Iron oxides affect denitrifying bacterial communities with the nirS and nirK genes and potential N2O emission rates from paddy soil

Abstract

Microbial denitrification in agricultural soil is a major contributor to the terrestrial production of the greenhouse gas nitrous oxide (N2O). Iron oxides play influential roles in both biochemical and chemical pathways that produce N2O; however, their role in the denitrifying bacterial community is not clear. In this study, a laboratory soil-slurry pot experiment was carried out to determine the impacts of ferric iron (Fe(III)) reduction on the abundance and community structure of denitrifiers and on N2O generation. Three treatments were included: paddy soil from which iron oxides were removed (control), non-treated paddy soil, and paddy soil supplemented with ferrihydrite (86.3 μmol Fe(III) g−1). N2 and N2O concentrations in the headspace were measured using a robotized sampling and analysis system.

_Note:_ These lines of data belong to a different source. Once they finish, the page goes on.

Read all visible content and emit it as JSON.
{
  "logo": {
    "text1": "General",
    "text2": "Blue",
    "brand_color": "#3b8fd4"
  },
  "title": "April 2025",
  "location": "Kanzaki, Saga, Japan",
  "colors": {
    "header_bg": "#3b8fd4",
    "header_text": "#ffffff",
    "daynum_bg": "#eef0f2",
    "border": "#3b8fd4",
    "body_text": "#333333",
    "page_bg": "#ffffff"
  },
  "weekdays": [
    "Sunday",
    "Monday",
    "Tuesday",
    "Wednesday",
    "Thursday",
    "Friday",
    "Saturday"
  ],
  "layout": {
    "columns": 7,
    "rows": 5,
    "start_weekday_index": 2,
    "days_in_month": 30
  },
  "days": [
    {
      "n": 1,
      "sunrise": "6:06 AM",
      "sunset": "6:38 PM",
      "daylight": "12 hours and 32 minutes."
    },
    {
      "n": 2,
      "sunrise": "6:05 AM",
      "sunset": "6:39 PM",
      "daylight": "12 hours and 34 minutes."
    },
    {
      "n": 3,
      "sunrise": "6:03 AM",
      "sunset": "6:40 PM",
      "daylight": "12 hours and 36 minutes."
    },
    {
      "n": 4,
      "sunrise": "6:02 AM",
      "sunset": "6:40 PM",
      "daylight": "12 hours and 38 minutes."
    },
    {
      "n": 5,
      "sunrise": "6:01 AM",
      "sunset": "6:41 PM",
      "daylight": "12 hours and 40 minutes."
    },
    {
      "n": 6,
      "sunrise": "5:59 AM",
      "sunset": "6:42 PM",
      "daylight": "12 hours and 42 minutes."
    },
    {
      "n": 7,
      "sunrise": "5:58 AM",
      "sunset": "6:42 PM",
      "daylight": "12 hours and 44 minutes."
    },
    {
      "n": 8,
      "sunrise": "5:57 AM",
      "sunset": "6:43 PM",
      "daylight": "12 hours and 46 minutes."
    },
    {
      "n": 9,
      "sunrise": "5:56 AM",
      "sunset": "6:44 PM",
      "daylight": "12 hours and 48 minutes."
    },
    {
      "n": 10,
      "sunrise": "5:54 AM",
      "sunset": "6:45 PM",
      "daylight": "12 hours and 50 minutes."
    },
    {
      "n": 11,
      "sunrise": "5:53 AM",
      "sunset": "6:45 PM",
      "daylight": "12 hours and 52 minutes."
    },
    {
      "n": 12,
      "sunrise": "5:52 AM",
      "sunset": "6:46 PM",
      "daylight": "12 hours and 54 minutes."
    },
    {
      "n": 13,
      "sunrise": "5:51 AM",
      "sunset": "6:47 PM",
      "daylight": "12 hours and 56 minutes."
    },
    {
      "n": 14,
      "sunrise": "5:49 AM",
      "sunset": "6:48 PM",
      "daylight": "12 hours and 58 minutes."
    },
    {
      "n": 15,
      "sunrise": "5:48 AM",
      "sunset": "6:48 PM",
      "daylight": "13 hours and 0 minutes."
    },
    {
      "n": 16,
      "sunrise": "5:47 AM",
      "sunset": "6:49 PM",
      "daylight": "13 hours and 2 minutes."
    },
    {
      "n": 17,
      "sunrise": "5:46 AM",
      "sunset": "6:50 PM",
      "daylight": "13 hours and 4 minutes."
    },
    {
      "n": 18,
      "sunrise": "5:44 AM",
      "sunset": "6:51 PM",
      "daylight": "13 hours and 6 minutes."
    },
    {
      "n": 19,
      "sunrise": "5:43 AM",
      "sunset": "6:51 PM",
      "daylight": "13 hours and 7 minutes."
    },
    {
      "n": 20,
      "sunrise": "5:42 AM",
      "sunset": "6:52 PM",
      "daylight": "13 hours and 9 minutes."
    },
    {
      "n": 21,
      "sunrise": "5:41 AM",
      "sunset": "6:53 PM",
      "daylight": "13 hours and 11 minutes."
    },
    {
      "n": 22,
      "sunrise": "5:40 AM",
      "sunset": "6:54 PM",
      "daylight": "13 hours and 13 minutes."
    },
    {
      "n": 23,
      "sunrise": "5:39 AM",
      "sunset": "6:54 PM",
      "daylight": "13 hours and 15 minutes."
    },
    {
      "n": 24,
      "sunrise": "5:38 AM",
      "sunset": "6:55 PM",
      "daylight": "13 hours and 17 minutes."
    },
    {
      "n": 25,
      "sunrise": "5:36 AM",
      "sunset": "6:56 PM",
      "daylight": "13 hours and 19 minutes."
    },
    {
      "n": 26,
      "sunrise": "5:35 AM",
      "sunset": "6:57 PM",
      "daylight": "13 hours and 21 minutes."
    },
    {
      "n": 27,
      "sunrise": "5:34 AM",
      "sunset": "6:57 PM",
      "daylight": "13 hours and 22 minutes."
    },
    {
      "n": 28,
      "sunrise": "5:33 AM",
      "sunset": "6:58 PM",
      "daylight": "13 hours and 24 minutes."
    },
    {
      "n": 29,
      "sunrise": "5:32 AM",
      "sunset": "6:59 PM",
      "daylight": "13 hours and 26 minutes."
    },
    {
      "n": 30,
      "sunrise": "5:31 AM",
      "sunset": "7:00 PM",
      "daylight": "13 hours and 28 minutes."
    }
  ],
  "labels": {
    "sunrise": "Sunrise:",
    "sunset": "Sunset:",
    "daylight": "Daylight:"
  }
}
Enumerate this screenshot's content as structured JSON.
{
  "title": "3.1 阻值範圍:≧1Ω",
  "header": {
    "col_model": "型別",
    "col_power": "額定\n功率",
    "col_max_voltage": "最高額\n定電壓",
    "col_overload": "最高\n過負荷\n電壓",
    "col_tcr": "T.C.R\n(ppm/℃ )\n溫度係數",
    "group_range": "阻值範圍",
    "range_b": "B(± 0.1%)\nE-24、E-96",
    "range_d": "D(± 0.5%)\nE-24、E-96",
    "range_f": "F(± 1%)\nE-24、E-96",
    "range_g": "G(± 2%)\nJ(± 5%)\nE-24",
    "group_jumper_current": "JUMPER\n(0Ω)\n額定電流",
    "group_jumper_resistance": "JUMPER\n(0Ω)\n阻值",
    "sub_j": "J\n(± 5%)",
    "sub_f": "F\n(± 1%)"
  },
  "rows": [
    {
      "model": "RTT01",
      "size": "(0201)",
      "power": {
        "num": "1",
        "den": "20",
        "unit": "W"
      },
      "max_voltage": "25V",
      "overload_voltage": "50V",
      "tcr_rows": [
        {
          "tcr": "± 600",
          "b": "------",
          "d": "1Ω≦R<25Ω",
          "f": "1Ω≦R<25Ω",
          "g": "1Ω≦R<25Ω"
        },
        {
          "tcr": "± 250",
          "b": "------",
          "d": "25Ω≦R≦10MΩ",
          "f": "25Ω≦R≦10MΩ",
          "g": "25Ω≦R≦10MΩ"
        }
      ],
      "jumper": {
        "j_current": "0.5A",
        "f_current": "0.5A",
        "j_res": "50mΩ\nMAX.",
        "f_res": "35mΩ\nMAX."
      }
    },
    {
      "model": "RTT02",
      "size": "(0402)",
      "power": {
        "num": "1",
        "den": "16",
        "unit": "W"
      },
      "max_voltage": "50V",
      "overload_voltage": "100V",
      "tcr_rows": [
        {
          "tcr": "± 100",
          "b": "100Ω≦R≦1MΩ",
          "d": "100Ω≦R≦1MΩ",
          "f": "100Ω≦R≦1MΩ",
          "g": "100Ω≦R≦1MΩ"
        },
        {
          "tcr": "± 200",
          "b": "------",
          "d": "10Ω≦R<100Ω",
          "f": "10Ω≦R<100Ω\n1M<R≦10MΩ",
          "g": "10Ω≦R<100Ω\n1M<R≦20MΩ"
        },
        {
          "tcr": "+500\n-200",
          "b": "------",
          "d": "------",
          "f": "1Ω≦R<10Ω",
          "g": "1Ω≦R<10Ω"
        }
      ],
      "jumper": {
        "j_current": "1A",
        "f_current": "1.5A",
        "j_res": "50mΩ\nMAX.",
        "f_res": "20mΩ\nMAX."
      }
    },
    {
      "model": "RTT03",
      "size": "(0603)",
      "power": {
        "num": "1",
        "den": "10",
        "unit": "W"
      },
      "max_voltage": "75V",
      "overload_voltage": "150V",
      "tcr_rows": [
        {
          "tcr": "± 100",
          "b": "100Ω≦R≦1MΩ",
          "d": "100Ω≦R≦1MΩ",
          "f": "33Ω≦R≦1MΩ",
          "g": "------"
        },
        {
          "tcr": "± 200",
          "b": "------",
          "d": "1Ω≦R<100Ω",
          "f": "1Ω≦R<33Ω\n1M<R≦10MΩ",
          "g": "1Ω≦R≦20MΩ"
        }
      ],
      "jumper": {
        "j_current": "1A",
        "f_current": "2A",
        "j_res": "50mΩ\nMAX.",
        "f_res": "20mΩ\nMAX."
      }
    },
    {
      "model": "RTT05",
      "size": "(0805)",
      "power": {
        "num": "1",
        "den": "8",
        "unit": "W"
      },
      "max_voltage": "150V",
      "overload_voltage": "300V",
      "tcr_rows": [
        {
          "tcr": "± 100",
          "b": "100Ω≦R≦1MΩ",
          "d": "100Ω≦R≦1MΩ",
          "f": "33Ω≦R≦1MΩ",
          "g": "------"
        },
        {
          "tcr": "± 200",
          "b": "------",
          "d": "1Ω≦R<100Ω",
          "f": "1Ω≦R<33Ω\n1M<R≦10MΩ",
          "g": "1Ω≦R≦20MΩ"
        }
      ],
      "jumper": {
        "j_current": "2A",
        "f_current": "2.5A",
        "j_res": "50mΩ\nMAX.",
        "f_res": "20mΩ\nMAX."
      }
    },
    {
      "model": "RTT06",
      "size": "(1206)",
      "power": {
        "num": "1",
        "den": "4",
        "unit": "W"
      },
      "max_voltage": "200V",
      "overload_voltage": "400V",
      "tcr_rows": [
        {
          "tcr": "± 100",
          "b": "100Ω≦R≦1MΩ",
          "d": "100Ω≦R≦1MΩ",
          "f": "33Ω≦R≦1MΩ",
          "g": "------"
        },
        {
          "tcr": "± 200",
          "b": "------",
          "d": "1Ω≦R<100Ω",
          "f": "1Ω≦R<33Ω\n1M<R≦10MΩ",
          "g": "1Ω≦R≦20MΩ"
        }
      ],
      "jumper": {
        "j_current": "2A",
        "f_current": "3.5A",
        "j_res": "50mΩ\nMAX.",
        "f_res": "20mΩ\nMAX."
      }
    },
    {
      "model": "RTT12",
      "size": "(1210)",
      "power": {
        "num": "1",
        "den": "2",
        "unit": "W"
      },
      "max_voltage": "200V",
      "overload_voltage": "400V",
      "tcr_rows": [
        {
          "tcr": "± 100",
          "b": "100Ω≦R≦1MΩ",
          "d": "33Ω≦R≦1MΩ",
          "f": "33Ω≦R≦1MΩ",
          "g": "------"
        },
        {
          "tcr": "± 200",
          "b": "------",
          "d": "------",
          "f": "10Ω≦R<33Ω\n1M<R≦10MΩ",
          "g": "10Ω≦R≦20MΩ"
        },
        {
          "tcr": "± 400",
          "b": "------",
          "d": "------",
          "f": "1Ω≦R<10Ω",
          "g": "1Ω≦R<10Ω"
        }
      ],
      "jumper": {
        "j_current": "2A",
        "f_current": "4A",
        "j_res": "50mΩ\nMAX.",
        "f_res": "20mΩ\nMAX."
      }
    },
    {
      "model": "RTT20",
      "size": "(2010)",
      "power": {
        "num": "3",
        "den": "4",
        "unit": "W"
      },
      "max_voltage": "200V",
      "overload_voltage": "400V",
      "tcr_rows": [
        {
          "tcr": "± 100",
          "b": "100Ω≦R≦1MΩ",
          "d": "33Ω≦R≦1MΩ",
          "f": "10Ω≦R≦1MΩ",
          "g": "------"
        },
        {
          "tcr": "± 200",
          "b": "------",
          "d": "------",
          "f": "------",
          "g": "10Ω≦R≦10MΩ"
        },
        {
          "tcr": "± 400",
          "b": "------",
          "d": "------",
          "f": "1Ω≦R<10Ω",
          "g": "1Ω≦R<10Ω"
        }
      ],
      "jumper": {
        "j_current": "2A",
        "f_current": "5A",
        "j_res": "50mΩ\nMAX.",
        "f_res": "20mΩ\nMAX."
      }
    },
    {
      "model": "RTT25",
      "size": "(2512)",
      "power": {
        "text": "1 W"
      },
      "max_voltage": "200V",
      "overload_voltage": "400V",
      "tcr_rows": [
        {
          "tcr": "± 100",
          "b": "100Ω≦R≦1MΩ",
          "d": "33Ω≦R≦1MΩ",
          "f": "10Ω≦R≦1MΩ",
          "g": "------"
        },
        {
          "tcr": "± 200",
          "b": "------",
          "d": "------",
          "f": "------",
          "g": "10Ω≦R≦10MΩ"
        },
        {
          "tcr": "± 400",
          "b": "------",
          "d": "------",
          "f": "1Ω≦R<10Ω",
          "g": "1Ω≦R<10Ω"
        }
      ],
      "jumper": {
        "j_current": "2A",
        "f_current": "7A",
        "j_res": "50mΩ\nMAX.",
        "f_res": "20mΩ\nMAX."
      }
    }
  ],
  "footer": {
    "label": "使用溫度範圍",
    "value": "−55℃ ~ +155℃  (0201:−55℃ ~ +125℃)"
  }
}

The gene copy numbers of nirK, nirS, and the 16S rRNA gene were quantified by qPCR and amplification products were sequenced on the Illumina MiSeq platform. The results showed that ferrihydrite supplementation accelerated N2O fluxes in the initial days, and at later stages, N2 production. Ferrihydrite increased the total bacterial abundance and strongly increased nirS and nirK gene abundances. The abundance of nirS gene correlated with the soil nitrate content, and nirK abundance correlated with the ferrous iron concentration in the soil. Fe(III) oxides were identified as one of the environmental parameters impacting the abundance and diversity of nirK-type denitrifiers. Paracoccus and Rhodopseudomonas were dominant species of nirK-type denitrifiers in the ferrihydrite-supplemented samples, which indicated the both iron-dependent species were involved in the denitrification process.